USC senior football captain Josh Shaw was regarded as a hero after he injured his ankles jumping off a balcony to save his drowning nephew. Only, it turns out that he made the whole thing up. He’s been suspended from the team, and this could just be the beginning of the story.

+ Meanwhile, USC senior running back Anthony Brown quit the team and took to social media to call head coach Steve Sarkisian a racist.

+ College football stadiums are more packed than ever. Except the student sections.

9. Almond In

“Almonds recently overtook peanuts as the most-eaten ‘nut’ (seed, technically) in the United States, and Americans now consume more than 10 times as many almonds as we did in 1965.” They are good for you. So of course, there’s got to be a dark side of almond use. Almonds should watch their back. I just saw a bottle of artisanal cashew milk in my local Whole Foods.

+ Shouts and Murmurs: “Yesterday, at our local grocer’s, Pa and I saw that there are not one but two competing companies trying to sell lowly cabbage as a ‘kale extender.’ Pa said, ‘The only thing I’d like to extend is my middle finger.'”
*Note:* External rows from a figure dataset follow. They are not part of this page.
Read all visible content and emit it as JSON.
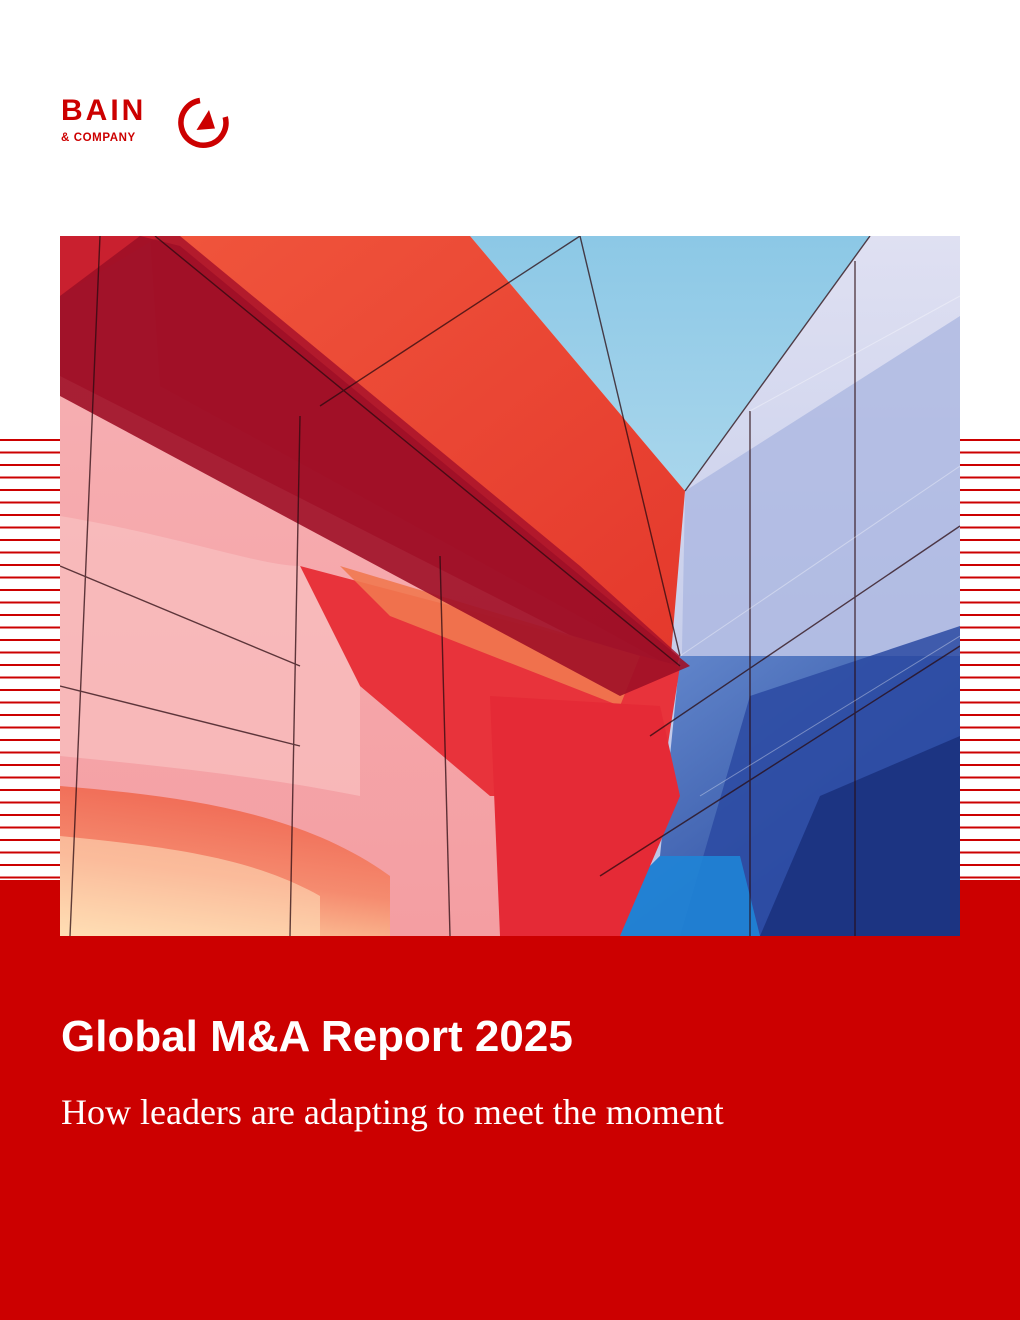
{
  "logo": {
    "wordmark": "BAIN",
    "subline": "& COMPANY",
    "icon": "compass-icon"
  },
  "cover": {
    "image_icon": "architecture-photo"
  },
  "report": {
    "title": "Global M&A Report 2025",
    "subtitle": "How leaders are adapting to meet the moment"
  },
  "colors": {
    "brand_red": "#cc0000",
    "text_on_red": "#ffffff",
    "background": "#ffffff"
  }
}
10. The Bottom of the News

The web nearly exploded when we learned that Sanrio execs suggested that Hello Kitty is not a cat: “She’s a cartoon character. She is a little girl. She is a friend. But she is not a cat.” Yeah, and next you’re gonna tell me that Snoop is not really a Dogg. Sanrio has attempted to clarify. The Wire has collected the latest updates.

+ Toronto Mayor Rob Ford’s numbers suggest he’s got a better than decent shot at re-election. Let that be a lesson to you.

+ Laird Hamilton shoots the pier at Malibu Lagoon and then saves a dude who had lost his board in rough surf. Of course he did. He’s Laird Friggin Hamilton.

+ Brad and Angelina are married.

+ Fx just ordered a show from Zach Galifianakis and Louis C.K. It’s about a clown. Enough said.